It didn't take long before veteran receiver Jeremy Maclin made an impact for the Kansas City Chiefs, and we're not talking about the franchise-record 87 receptions he had last year—his first in Kansas City, or even the 8 touchdown receptions he had, which led the team and were 8 more than the entire receivers group had as a whole the year before.
We're talking about the leadership he provided a group of young receivers from the first day he stepped in the building.
When he talked, they listened.
When he made plays, they took note.
When he said he was staying in Kansas City this offseason and working out, they joined him.
Now, heading into his second year with the Chiefs, the 28-year-old Maclin finds himself in a room that's somehow gotten even younger, averaging just 22.6 years old without him.
In a way, it's a vote of confidence in the young players in that room to have the mental acuity to grasp head coach Andy Reid's verbose playbook so early in their careers, plus the trust in receivers coach David Culley to have them ready to play, and finally, Maclin's ability as the leader in that room to keep everyone moving forward together.
In his seven-year career, Maclin has played in 94 games, while the combined number of receptions from the rest of the receivers room on the 53-man roster right now is just 108—between De'Anthony Thomas (40), Albert Wilson (51) and Chris Conley (17).
For comparison, Maclin has 430 receptions in his career, and much of that success, at least according to quarterback Alex Smith, can be attributed to the mental ability Maclin possesses to understand what defenses are trying to do on any given play.
"When you talk to Jeremy [Maclin], you realize that he thinks like a quarterback," Smith explained. "He has a great understanding of when the ball is coming to him—the leverage of how the defense is playing him, route running and the timeclock. He has a great understanding of where all those variables are at.

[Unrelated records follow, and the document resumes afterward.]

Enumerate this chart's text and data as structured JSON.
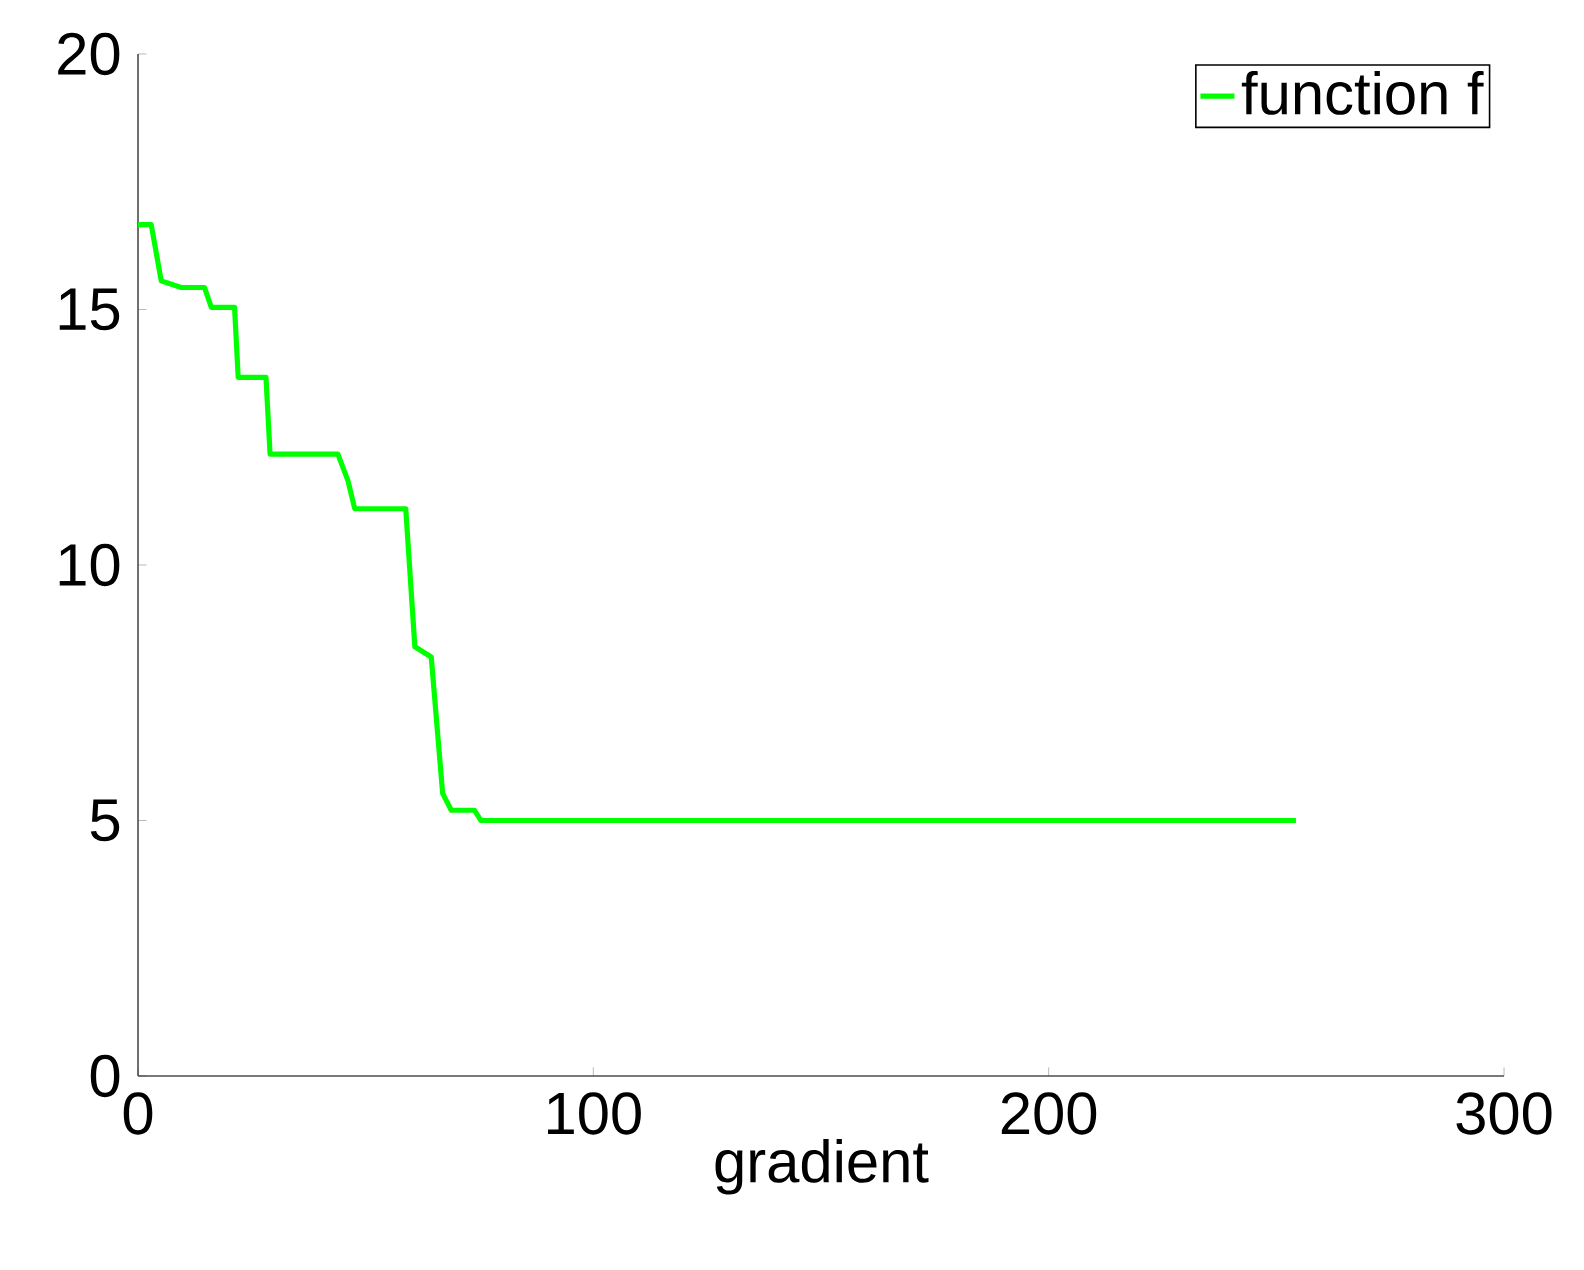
{
  "chart_data": {
    "type": "line",
    "xlabel": "gradient",
    "series": [
      {
        "name": "function f",
        "color": "#00ff00",
        "x": [
          0,
          2.9,
          5.1,
          9.5,
          14.6,
          16.1,
          21.2,
          22,
          28.1,
          29,
          43.9,
          46.1,
          47.6,
          58.8,
          60.8,
          64.4,
          66.9,
          68.8,
          73.9,
          75.3,
          254.3
        ],
        "values": [
          16.66,
          16.66,
          15.56,
          15.43,
          15.43,
          15.04,
          15.04,
          13.67,
          13.67,
          12.17,
          12.17,
          11.65,
          11.1,
          11.1,
          8.4,
          8.2,
          5.53,
          5.2,
          5.2,
          5.0,
          5.0
        ]
      }
    ],
    "xlim": [
      0,
      300
    ],
    "ylim": [
      0,
      20
    ],
    "xticks": [
      0,
      100,
      200,
      300
    ],
    "yticks": [
      0,
      5,
      10,
      15,
      20
    ],
    "legend": "top right",
    "grid": false,
    "marker": "none",
    "line_style": "solid"
  }
}
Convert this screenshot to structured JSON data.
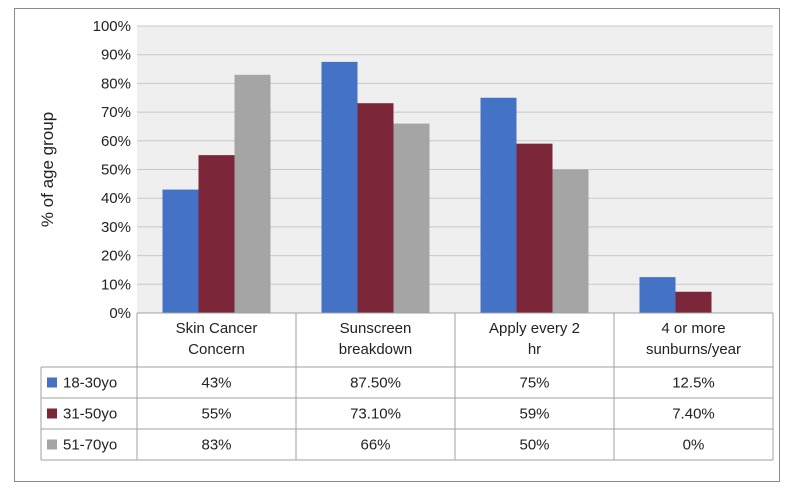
{
  "chart_data": {
    "type": "bar",
    "title": "",
    "xlabel": "",
    "ylabel": "% of age group",
    "ylim": [
      0,
      100
    ],
    "yticks": [
      "0%",
      "10%",
      "20%",
      "30%",
      "40%",
      "50%",
      "60%",
      "70%",
      "80%",
      "90%",
      "100%"
    ],
    "categories": [
      [
        "Skin Cancer",
        "Concern"
      ],
      [
        "Sunscreen",
        "breakdown"
      ],
      [
        "Apply every 2",
        "hr"
      ],
      [
        "4 or more",
        "sunburns/year"
      ]
    ],
    "series": [
      {
        "name": "18-30yo",
        "color": "#4472C4",
        "values": [
          43,
          87.5,
          75,
          12.5
        ],
        "labels": [
          "43%",
          "87.50%",
          "75%",
          "12.5%"
        ]
      },
      {
        "name": "31-50yo",
        "color": "#7B2639",
        "values": [
          55,
          73.1,
          59,
          7.4
        ],
        "labels": [
          "55%",
          "73.10%",
          "59%",
          "7.40%"
        ]
      },
      {
        "name": "51-70yo",
        "color": "#A5A5A5",
        "values": [
          83,
          66,
          50,
          0
        ],
        "labels": [
          "83%",
          "66%",
          "50%",
          "0%"
        ]
      }
    ],
    "grid": true,
    "legend": "data-table"
  }
}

"[Maclin] is very aware of a lot of things and with those young guys being around him, his skills are only going to rub off on them too."
In seeing the game through the prism of a quarterback, Maclin explained what he's thinking after a play is called in the huddle and he's getting lined up.
"If I've got a guy on me and there's no safety on the top, I expect the ball," Maclin explained. "You can tell by rotations of safeties and the different tendencies—those are the type of things you take notice of (as a veteran). When they're playing cover-2 and his body is shaped this way, or if they're playing (cover) 3—he's going to roll back this way.
"You can pick up tendencies like that, and that's kind of what you want out of a receiver. I think that's when you become that veteran, when you get to that next step."
Smith has seen a difference in the young guys throughout the offseason.
"I think guys see the bigger picture and don't have tunnel vision on just their assignment or their line on the paper," Smith explained. "They kind of understand what we're doing, and the more those guys and the quarterback can think alike—the better we're going to be.
"If they know my time clock and what I'm seeing, what I'm thinking, and I can look out there and see what he has pressing off and his leverage and know what he has to do to get his job done—the better, and certainly Chris [Conley] is a great example of that, just building and banking all of that knowledge."
During their offseason workouts, Maclin would have Conley and Wilson focus on one thing per day.
Some days it was their feet, others it might have been their hips or eyes, and they'd train that specific area for the entire workout. Everything was done in an attempt to make the movements and techniques second nature to them, and his message to them through all of it was simple.
"Everybody in this league can run, jump, catch and block," he explained. "Everybody is big, fast, strong and physical, but it's the little things that make you different and the details you pay attention to are what set you apart from everybody else
On Sunday, Maclin and the young receivers group will try and take everything they've been working on to the field against the San Diego Chargers in the regular-season opener.
"We understand that if we don't start 1-5 last year and we win some of those early games, we're in a completely different situation at the end of the year," Maclin said of getting the season started the right way. "I think having a sense of urgency—knowing that there are no re-dos and if you leave a play out there on the field—that can potentially hurt us in the long run.
"I think just knowing that and understanding that can definitely help us on Sunday."